Why any sign of creeping fascism must be resisted
This theory was used to capture the state and scrap the Weimar Constitution.
The world has been observing anniversaries of important signposts during the final phase of the Second World War, such as the Soviet forces’ entry into Berlin, and the Allies’ victory in Europe. These celebrations will continue till the middle of August when the anniversary of Japan’s surrender (after the indefensible use of atom bombs on the civilian population of Hiroshima and Nagasaki) will be observed.
This is an opportune moment to ascertain whether the victorious Allies’ gains have survived. The objective to replace the spineless League of Nations with a new organisation that could enforce peace according to the wishes of the victorious Allies — Britain, China, France, the Soviet Union and the United States — has largely been met. The final, and not the least significant, objective was to save the world from fascism. Here an attempt is made to show that fascism has survived, and that the powers that had recruited soldiers from across the globe to bury fascism forever have themselves been blinking at the various manifestations of this evil of evils.
The rule-maker among the three fascist states that comprised the Axis was the Nazi state established by Hitler’s National Socialist German Workers’ Party, over the debris of the idealists’ dream of the Weimar Republic. Although defeated in the First World War (1914-1919), Germany was one of the leading countries in the world in the 1930s. It had top scientists and occupied one of the highest places, if not the highest, in fiction writing, music, broadcasting and filmmaking. These distinctions became irrelevant when the people of Germany made a Faustian compact with Adolf Hitler, one of the most aggressive demagogues the world has ever known, and embraced Nazism.
This theory was used to capture the state and scrap the Weimar Constitution. Hitler’s party won a third of the seats in the first parliamentary election in 1933, the only relatively fair election that he won, and an ageing Paul von Hindenburg, as President, appointed Hitler as Chancellor. The latter lost no time after Hindenburg’s death in grabbing the President’s office and becoming the Führer (supreme leader).
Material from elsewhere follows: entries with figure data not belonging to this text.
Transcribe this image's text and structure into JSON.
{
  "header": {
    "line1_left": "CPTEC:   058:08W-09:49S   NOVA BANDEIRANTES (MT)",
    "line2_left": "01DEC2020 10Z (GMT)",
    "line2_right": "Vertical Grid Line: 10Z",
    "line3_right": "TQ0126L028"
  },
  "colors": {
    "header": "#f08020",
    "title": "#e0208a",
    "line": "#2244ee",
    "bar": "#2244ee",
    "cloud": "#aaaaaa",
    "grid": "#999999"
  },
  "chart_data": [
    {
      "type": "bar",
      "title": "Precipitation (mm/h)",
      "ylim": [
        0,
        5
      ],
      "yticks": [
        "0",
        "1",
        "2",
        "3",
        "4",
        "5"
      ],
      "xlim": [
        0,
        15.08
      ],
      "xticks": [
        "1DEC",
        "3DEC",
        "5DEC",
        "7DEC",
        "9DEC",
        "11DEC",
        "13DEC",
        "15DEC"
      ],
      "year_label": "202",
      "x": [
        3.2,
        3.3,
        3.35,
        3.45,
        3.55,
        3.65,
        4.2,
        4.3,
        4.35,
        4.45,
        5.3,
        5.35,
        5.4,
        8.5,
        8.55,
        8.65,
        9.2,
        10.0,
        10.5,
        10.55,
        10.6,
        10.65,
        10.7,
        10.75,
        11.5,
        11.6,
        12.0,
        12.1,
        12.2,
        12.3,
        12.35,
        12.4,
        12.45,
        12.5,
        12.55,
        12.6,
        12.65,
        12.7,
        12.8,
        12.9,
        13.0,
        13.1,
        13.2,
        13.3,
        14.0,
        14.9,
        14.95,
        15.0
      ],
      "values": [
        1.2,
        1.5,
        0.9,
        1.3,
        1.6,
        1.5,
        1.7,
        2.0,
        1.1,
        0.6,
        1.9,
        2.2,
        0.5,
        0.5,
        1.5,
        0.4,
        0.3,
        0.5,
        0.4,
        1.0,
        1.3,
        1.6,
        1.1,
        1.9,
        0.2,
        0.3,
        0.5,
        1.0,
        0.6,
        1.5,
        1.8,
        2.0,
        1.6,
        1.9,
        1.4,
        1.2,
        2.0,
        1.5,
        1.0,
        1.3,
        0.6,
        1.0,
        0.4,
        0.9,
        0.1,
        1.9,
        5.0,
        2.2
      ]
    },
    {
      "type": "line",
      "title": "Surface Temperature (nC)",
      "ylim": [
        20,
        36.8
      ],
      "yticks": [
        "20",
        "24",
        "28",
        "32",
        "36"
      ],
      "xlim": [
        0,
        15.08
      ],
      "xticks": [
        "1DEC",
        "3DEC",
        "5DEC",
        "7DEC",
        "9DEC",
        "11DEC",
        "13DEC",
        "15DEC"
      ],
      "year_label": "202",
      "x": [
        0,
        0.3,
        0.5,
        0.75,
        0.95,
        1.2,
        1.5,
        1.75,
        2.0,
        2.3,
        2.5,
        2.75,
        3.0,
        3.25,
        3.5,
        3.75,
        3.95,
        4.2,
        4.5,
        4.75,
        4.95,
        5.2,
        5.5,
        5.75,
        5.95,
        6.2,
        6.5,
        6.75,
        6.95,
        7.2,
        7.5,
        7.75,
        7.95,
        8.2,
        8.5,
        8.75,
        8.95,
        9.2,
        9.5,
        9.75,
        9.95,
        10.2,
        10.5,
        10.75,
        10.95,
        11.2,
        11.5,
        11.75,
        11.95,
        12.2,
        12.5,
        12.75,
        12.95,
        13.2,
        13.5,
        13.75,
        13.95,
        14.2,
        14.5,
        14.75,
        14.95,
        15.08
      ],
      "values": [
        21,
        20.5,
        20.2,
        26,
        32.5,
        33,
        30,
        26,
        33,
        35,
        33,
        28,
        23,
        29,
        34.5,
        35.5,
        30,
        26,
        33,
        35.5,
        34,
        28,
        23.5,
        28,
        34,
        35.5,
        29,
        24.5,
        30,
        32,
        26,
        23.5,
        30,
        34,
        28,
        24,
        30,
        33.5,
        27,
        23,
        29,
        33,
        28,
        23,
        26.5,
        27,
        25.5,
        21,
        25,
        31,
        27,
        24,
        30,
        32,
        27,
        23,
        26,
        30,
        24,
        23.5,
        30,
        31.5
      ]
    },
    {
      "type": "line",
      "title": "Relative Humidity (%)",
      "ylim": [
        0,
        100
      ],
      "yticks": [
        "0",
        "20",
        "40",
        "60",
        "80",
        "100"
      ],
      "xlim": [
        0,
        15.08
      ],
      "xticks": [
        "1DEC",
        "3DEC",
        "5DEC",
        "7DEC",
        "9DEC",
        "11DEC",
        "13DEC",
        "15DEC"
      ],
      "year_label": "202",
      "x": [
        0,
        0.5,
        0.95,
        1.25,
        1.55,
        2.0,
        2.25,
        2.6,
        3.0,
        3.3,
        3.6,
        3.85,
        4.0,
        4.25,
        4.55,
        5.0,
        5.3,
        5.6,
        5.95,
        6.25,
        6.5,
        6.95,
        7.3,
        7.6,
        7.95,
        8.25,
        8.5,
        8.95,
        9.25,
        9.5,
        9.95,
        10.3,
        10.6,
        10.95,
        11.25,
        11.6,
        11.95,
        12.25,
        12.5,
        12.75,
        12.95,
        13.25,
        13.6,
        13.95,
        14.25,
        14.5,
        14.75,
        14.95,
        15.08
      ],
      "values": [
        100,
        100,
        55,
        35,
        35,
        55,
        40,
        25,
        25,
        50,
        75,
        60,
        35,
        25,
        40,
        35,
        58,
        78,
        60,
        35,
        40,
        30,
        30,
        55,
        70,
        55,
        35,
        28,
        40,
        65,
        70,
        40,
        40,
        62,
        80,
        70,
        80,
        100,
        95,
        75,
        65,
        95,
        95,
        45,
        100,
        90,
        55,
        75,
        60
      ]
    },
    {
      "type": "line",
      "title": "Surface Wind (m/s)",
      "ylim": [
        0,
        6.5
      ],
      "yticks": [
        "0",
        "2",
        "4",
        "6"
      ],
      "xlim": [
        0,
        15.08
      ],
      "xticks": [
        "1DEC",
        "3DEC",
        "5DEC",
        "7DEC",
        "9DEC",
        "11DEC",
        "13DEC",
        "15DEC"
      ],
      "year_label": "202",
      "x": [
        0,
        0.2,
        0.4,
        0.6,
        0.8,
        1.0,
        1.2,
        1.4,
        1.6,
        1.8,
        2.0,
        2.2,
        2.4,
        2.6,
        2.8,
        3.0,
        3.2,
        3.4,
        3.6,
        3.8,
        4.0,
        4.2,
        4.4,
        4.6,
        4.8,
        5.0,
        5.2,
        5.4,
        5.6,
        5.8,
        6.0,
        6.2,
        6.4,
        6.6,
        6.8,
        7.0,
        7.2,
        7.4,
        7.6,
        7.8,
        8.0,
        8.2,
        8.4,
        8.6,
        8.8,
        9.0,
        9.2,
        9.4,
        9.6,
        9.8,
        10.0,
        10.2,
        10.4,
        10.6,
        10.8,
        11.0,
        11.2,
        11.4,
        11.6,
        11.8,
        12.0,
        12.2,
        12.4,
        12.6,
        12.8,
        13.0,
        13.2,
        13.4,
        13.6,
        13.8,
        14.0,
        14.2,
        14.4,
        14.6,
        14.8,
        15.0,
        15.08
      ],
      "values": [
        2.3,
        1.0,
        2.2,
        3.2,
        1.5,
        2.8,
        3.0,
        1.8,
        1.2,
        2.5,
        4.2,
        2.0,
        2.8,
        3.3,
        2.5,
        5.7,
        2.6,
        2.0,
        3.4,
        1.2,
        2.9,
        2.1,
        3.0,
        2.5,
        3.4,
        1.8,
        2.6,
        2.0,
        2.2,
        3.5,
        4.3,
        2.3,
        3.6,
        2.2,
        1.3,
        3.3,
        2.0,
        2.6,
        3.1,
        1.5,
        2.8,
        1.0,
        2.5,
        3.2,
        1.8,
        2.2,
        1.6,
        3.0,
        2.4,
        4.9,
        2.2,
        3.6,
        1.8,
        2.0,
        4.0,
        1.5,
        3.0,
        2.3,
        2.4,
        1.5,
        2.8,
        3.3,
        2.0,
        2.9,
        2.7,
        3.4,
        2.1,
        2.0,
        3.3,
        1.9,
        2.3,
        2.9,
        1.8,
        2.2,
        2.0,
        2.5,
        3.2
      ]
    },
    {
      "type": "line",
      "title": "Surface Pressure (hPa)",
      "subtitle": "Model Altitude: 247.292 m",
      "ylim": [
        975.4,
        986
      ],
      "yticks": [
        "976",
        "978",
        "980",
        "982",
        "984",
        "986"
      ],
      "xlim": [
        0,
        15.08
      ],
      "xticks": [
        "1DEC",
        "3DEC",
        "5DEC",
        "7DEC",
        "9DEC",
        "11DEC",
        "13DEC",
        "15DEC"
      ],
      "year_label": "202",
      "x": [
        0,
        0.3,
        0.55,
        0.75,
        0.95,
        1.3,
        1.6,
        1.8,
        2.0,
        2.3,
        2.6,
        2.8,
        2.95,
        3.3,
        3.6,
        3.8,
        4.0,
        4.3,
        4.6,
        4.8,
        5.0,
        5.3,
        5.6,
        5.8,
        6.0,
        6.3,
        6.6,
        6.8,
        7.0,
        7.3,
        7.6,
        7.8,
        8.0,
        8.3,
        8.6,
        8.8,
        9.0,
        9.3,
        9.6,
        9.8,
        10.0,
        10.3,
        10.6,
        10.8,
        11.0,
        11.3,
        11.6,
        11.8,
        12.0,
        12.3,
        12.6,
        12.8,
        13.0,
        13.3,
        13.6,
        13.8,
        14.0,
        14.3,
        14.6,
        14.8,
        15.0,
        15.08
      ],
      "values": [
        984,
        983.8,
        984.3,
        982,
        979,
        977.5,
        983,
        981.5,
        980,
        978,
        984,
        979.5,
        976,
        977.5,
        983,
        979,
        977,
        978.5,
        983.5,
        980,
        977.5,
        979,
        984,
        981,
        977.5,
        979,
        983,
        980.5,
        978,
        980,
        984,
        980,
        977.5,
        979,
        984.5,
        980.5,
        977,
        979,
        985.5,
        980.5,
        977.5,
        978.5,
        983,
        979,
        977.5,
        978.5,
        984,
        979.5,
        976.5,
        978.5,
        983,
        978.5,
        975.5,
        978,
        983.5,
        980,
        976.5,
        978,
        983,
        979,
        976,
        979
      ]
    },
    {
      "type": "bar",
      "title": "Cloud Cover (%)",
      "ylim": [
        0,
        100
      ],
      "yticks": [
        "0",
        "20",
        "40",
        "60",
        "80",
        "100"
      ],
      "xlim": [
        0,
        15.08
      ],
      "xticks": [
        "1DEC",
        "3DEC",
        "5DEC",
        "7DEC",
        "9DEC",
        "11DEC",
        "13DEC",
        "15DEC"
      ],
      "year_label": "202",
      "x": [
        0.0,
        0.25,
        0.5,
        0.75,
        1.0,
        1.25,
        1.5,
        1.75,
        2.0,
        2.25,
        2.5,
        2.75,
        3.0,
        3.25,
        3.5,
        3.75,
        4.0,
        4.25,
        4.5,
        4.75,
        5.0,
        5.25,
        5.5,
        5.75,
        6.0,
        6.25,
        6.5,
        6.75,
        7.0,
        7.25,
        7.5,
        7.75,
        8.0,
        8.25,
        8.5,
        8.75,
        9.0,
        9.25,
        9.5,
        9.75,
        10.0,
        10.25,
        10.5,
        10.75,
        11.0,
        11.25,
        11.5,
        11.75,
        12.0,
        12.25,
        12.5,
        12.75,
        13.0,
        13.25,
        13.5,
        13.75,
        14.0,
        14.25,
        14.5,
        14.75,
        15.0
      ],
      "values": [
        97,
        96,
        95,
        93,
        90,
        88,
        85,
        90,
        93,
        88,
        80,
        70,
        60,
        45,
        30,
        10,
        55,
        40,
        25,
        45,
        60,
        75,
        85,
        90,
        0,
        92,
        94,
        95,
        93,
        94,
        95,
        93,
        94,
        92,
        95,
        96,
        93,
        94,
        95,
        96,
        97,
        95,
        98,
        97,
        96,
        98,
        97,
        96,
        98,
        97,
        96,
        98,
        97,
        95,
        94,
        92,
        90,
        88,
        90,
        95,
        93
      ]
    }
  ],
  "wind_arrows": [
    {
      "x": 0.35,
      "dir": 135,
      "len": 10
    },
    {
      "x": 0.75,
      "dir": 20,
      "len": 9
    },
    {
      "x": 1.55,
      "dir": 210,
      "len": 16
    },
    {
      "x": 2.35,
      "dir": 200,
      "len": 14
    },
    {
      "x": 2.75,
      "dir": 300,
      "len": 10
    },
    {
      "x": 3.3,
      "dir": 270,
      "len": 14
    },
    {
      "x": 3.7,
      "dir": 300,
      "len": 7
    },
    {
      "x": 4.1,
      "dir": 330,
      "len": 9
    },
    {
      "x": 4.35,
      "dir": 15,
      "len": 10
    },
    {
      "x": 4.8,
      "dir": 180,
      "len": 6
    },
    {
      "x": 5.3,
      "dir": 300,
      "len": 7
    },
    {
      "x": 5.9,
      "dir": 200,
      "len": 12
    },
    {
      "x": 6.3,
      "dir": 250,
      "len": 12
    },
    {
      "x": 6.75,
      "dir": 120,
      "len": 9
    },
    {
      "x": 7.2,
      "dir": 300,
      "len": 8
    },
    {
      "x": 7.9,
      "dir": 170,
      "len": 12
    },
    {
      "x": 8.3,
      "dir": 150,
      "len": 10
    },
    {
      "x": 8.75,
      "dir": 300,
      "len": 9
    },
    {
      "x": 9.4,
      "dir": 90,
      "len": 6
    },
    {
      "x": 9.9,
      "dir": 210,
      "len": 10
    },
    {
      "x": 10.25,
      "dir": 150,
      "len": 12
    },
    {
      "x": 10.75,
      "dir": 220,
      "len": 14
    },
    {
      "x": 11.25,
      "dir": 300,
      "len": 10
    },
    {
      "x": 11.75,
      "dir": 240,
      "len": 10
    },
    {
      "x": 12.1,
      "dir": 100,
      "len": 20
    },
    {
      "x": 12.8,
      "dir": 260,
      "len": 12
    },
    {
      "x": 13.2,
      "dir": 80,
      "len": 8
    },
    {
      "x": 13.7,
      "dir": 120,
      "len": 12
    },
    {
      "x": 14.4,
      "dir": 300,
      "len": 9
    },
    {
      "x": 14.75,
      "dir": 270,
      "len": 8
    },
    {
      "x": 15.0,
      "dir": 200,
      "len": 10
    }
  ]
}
He exploited a fire in the Parliament building to set street thugs in brown shirts upon Communist and other Opposition parliamentarians (a tactic he probably learnt from senior fascist leader Benito Mussolini and his gang of Italian Black Shirts).
The fire was also used to open the first concentration camp for Jews and make laws to decimate all other political parties, destroy the federal structure of the state and bring units, especially those ruled by other parties, under the central commissars, and establish a highly centralised one-party rule. The Nazi military machine swallowed Austria and encroached on the lands of Czechoslovakia and Poland. Finally, Hitler started the most horrible war in history by invading Poland on September 1, 1939. This war cost humankind millions of lives, including the flower of German youth, as in the final phase of hostilities on German soil children aged 13 or 14 were recruited to defend the Führer’s follies. Similar tactics were used by Mussolini and Hideki Tojo to establish fascist regimes in Italy and Japan.
Fascism appeared in the newly independent countries whose leaders failed to govern democratically and established authoritarian regimes before being booted out of power. A number of states have used fascistic methods to crush democratic opposition through violence and laws that offended against the basic norms of justice.
In most cases these states have received support from the advanced Western powers or have received tips for authoritarian rule from the latter’s post 9/11 legislation. These trends will continue until justice-loving people respond effectively to any signs of creeping fascism and undertake to defend basic freedoms, the rule of law and representative governance, and keep a constant vigil. No explanation is needed to establish the need to fight fascism because this pernicious system deprives the people of their right to participation in their government, establishes one-party rule that makes fair elections impossible, reduces elected bodies to ineffective chat shops, places the government at the mercy of a cult figure, exposes the state to all the hazards of rule without consensus, distorts principles of law and justice, and turns citizens into morons.